WASHINGTON— U.S. Senator Bill Cassidy, M.D. (R-LA), released the following video statement regarding President Trump’s decision to nominate D.C. Circuit Judge Brett Kavanaugh to the U.S. Supreme Court.
“Judge Kavanaugh—solid pick. President Trump kept his promise, nominating a conservative faithful to the Constitution as written, recognized as having an excellent legal mind. We the Senate have the responsibility to examine his experience and temperament. I’ll meet with him, others will too, we’ll review his record, then vote on his confirmation. But based on his resume, his reputation, I suspect he’ll be confirmed.”
Last month, The Washington Post Fact Checker rejected Democrats’ claims that Republicans were being hypocritical for moving forward with the process to replace retiring Justice Anthony Kennedy in an election year, writing, “the Republican position [in 2016], whether you disagreed with it or not, clearly was based on the fact that it was a presidential election year. … [In 2016, Senate Majority Leader Mitch] McConnell cited the so-called ‘Biden rule,’ which referred to a June 25, 1992, speech that then-Sen. Joe Biden (D-Del.) gave on the Senate floor. Biden, in the speech, made it clear he was talking about nominations in a presidential year.” Another Washington Post reporter said Democrats were “grasping at straws” and pushing a “bogus argument.”
Justice Sonia Sotomayor (an Obama nominee) and Justice Neil Gorsuch (a Trump nominee) were each nominated and confirmed by the Senate within 66 days.
In 1987, when President Ronald Reagan nominated then-Judge Anthony Kennedy for the Supreme Court, Democrats called his record on civil rights and discrimination issues troubling, and also accused him of being a “sexist” who would be a “disaster for women” if confirmed. This year, however, Democrats bemoaned Justice Kennedy’s retirement.

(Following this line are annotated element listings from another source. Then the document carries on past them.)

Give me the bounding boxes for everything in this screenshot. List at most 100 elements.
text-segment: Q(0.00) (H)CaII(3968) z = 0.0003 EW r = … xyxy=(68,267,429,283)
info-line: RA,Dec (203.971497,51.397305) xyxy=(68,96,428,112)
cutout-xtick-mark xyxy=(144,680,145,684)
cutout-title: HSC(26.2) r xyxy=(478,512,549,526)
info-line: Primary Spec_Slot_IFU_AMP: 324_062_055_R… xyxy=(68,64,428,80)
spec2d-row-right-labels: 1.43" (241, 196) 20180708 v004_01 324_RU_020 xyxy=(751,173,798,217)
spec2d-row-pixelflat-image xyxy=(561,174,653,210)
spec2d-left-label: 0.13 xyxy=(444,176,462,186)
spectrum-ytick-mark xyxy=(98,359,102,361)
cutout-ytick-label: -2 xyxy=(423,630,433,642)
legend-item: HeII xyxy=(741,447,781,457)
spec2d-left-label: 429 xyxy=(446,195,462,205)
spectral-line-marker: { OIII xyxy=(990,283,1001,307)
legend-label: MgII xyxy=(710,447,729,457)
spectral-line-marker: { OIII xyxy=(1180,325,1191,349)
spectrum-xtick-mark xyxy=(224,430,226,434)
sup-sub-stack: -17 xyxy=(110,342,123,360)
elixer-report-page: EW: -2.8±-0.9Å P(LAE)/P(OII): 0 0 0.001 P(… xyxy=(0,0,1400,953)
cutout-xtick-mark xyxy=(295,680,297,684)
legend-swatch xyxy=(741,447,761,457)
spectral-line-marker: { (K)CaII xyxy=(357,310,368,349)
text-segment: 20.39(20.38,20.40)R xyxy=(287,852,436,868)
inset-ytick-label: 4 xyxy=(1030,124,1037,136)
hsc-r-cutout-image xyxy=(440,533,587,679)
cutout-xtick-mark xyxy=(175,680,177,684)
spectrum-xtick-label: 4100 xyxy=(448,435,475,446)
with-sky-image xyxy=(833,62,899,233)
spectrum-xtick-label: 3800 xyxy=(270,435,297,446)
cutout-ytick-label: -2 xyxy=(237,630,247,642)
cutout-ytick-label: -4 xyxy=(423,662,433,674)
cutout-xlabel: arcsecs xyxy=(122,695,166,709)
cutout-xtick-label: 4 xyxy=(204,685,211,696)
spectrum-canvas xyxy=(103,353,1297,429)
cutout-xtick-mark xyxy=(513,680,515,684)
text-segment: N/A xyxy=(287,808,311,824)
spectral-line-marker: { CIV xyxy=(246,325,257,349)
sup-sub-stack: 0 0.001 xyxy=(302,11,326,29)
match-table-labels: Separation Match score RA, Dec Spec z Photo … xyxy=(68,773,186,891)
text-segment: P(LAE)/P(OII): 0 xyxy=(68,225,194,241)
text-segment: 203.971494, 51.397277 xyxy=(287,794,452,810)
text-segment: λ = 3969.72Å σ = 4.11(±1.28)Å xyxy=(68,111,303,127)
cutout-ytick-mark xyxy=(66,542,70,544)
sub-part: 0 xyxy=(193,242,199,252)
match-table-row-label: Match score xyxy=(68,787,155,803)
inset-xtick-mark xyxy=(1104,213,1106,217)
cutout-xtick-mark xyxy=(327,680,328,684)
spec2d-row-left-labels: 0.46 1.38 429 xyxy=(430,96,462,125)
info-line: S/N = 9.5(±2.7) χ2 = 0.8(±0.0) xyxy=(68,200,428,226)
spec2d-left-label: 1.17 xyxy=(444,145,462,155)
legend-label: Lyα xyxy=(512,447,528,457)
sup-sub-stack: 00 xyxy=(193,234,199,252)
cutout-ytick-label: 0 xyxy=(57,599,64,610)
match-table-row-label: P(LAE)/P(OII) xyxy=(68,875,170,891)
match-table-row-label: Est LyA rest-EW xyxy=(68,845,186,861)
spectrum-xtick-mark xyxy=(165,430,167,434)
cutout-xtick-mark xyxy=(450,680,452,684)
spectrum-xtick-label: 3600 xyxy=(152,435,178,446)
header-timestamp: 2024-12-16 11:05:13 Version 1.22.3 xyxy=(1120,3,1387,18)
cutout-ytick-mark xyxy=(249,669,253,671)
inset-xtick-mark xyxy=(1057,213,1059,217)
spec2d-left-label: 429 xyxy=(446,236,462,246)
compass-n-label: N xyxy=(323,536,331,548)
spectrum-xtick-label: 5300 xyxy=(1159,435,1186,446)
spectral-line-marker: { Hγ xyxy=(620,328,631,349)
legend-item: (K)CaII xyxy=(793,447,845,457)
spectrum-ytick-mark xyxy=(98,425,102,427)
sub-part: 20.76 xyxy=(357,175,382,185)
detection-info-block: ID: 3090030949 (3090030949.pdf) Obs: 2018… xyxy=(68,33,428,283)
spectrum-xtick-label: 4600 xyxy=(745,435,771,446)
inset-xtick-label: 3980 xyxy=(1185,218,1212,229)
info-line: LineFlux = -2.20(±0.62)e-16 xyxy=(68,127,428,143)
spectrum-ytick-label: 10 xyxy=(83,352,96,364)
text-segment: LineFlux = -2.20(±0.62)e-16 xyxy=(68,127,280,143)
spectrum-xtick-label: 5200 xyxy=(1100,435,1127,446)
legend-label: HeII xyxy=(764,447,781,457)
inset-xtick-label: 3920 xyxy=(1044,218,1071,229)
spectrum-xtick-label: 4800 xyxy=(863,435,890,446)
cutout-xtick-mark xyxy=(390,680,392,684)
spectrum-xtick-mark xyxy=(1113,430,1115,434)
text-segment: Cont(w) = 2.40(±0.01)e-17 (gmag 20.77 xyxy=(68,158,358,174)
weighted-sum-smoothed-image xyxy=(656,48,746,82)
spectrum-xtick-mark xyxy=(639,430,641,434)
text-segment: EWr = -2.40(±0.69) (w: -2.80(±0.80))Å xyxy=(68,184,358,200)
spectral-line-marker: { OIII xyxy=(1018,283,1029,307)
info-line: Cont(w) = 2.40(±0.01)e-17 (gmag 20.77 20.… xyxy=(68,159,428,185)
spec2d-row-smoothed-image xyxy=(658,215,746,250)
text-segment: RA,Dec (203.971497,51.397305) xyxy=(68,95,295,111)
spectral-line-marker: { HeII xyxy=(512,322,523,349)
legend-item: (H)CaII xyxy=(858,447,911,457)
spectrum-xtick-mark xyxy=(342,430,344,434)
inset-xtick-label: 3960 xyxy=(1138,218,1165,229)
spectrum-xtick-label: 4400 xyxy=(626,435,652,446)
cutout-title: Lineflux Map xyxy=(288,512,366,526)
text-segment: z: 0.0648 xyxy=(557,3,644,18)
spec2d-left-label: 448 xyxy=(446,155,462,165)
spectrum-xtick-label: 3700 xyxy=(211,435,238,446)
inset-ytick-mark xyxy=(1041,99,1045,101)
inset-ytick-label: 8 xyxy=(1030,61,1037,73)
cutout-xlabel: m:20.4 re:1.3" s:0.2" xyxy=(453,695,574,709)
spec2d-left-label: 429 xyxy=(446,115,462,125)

In 1993, during Justice Ruth Bader Ginsburg’s confirmation hearings, she said, “Because I am and hope to continue to be a judge, it would be wrong for me to say or preview in this legislative chamber how I would cast my vote on questions the Supreme Court may be called upon to decide. Were I to rehearse here what I would say and how I would reason on such questions, I would act injudiciously. Judges in our system are bound to decide concrete cases, not abstract issues; each case is based on particular facts and its decision should turn on those facts and the governing law, stated and explained in light of the particular arguments the parties or their representatives choose to present. A judge sworn to decide impartially can offer no forecasts, no hints, for that would show not only disregard for the specifics of the particular case, it would display disdain for the entire judicial process.”
Last year, Senate Minority Leader Chuck Schumer (D-NY) acknowledged the standard set by Ginsburg, saying, “There is a grand tradition that I support that you can’t ask a judge who’s nominated for a — or a potential judge who is nominated — for a judgeship about a specific case that might come before them.”